There are some biblical facts that cannot and should not be ignored, if Christians really value truth. For example, the time separating when Moses lived (ca. 1250 BCE) from when the stories of Moses were written in the Bible (ca. 950 BCE) is about 300 years, representing 15 generations of oral transmission. Can anyone knowing this continue to be a literal believer? The gospels were written 40 -70 years after the crucifixion, which means that most of what we read about Jesus in the Bible was handed down orally for two to three generations before one word of it achieved written form. The gospels were also first written in Greek, a language which neither Jesus nor his disciples spoke or wrote! How can anyone claim “inerrancy” for such material? Other facts well-known in the academy, but seemingly unknown outside by either believers or critics, are that scholars can find no evidence that miracles were associated with the memory of Jesus before the 8th decade of the Christian era, that there is no mention of the virgin birth anywhere before the 9th decade and that the narratives of the ascension and Pentecost did not appear until the 10th decade. The New Testament does not agree on such basic issues as the identity of the twelve disciples or the details of Easter. Why has none of this been made available in churches or been discovered by those who pose as the church’s secular critics?
The New Testament also introduces us to a group of characters who are far more likely to be literary creations than they are to be literal. Was Judas Iscariot a figure of history? I do not think so. There is no mention of him in any source before the 8th decade. Paul, writing between 51 and 64 CE, appears never to have heard of the tradition that one of the twelve was a traitor. In addition to that, every detail of the New Testament portrait of Judas can be located in other traitor stories in the Hebrew Scriptures. If a major figure like Judas is not real then what about such lesser characters as Nicodemus, the Samaritan woman by the well, Lazarus, miraculously raised from the dead four days after being buried, or even the “Beloved Disciple?” All of them, I now believe, were created to illustrate a theme.

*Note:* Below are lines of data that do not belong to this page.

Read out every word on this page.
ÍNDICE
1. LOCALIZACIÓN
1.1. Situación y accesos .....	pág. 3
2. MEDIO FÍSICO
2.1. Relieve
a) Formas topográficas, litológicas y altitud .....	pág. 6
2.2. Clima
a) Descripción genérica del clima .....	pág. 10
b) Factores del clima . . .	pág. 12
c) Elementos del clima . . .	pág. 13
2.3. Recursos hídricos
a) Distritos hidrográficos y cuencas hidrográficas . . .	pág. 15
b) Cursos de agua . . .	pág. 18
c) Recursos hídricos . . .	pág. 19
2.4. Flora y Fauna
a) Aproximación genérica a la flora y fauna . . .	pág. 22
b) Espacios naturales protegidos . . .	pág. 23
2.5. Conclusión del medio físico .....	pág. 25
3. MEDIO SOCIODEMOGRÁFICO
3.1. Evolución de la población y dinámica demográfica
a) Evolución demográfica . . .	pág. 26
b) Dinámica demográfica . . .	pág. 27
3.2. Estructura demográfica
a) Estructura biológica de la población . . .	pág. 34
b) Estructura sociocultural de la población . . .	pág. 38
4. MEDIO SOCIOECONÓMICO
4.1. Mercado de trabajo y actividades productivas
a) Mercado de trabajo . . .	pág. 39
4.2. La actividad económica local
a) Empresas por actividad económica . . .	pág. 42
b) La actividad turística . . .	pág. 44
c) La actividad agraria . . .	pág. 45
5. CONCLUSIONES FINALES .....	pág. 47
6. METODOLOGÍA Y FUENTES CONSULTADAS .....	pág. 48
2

It was fascinating for me in writing this book to explore the scriptures from these perspectives by journeying through the entire biblical landscape from Genesis to Revelation. That enabled me with both integrity and conviction to challenge the literal assumptions of the past and to open the biblical story to new levels of understanding that I believe are profoundly real. Who would have thought, for instance, that Hosea’s domestic life would illumine his understanding of the love of God; or that Amos, a keeper of sycamore trees in the village of Tekoa, would be the one to redefine God as justice? The book of Jonah is seen as a readable mythological tale, deliberately designed to hook its audience emotionally in order to break them out of the bondage of prejudice. The book of Job explores the universal theme of why innocent people suffer. There is great stuff in the Bible that needs to be opened in new ways.

Christianity is, I believe, about expanded life, heightened consciousness and achieving a new humanity. It is not about closed minds, supernatural interventions, a fallen creation, guilt, original sin or divine rescue. I am tired of seeing the Bible being used, as it has been throughout history, to legitimize slavery and segregation, to subdue women, to punish homosexuals, to justify war and to oppose family planning and birth control. That is a travesty which must be challenged and changed. (http://www.huffingtonpost.com/john-shelby-spong/why-i-wrote-re-claiming-t_b_1007399.html)

I wrote “Re-Claiming the Bible for a Non-Religious World” to do precisely that.